A numerical calculation here may be useful. Supposing the break set to a given difference of tension, Q-P, and that in consequence of any cause the coefficient of friction increases 20 per cent., the difference of tensions for an ordinary value of the coefficient of friction would increase from 1.5 P to 2 P in Fig. 2, and from 1.5 P to 1.67 P in Fig. 3. That is, the vibration of the spring, and the possible error of measurement of the difference of tension would be much greater in Fig. 2 than in Fig. 3. It has recently occurred to the author that a further change in the dynamometer would make the friction on the pulley still more independent of changes in the coefficient of friction, and consequently the measurement of the work absorbed still more accurate. Suppose the cord taken twice over a pulley fixed on the shaft driven by the motor and round a fixed pulley, C.

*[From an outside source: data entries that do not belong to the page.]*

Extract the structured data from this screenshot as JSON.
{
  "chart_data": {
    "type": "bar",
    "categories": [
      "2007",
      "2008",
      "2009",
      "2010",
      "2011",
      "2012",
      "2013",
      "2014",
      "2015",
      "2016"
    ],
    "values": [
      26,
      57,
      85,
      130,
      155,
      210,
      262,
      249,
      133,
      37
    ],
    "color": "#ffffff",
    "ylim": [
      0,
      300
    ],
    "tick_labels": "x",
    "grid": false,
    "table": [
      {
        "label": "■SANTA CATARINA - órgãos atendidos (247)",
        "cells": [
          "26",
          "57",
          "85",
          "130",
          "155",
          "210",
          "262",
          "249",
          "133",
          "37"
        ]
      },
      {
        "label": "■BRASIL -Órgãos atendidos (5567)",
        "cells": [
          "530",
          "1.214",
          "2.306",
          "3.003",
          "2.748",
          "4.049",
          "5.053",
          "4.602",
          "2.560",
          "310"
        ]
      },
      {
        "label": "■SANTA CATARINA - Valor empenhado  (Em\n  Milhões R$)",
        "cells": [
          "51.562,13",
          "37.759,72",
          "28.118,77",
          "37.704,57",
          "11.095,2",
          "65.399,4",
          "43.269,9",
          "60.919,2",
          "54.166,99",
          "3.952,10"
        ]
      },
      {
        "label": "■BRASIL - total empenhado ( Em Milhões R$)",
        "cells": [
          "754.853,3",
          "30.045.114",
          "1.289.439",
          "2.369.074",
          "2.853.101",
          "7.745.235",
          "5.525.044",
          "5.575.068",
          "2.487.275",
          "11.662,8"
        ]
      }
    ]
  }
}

For clearness, the pulleys, A B, are shown of different sizes, but they are more conveniently of the same size. Further, let the spring balance be at the free end of the cord toward which the pulley runs. Then it will be found that a variation of 20 per cent. in the friction produces a somewhat greater variation of P than in Fig. 3. But P is now so much smaller than before that Q-P is much less affected by any error in the estimate of P. An alteration of 20 per cent. in the friction will only alter the quantity Q-P from 5.25 P to 5.55 P, or an alteration of less than 6 per cent.

FIG. 4

To put it in another way, the errors in the use of dynamometer are due to the vibration of the spring which measures P, and are caused by variations of the coefficient of friction of the dynamometer. By making P very much smaller than in the usual form of the dynamometer, any errors in determining it have much less influence on the measurement of the work absorbed. We may go further. The cord may be taken over four pulleys; in that case a variation of 20 per cent. in the frictional coefficient only alters the total friction on the pulleys 1¼ percent. P is now so insignificant compared with Q that an error in determining it is of comparatively little consequence.

FIG. 5

The dynamometer is now more powerful in absorbing work than in the form Fig. 3. As to the practical construction of the brake, the author thinks that simple wires for the flexible bands, lying in V grooves in the pulleys, of no great acuteness, would give the greatest resistance with the least variation of the coefficient of friction; the heat developed being in that case neutralized by a jet of water on the pulley. It would be quite possible with a pulley of say 3 feet diameter, and running at 50 feet of surface velocity per second, to have a sufficiently flexible wire, capable of carrying 100 lb. as the greater load, Q. Now with these proportions a brake of the form in Fig. 3 would, with a probable value of the coefficient of friction, absorb 6 horse power. With a brake in the form Fig. 4, 8.2 horse power would be absorbed; and with a brake in the form Fig. 5, 8.8 horse power would be absorbed. But since it would be easy to have two, three, or more wires side by side, each carrying its load of 100 lb., large amounts of horsepower could be conveniently absorbed and measured.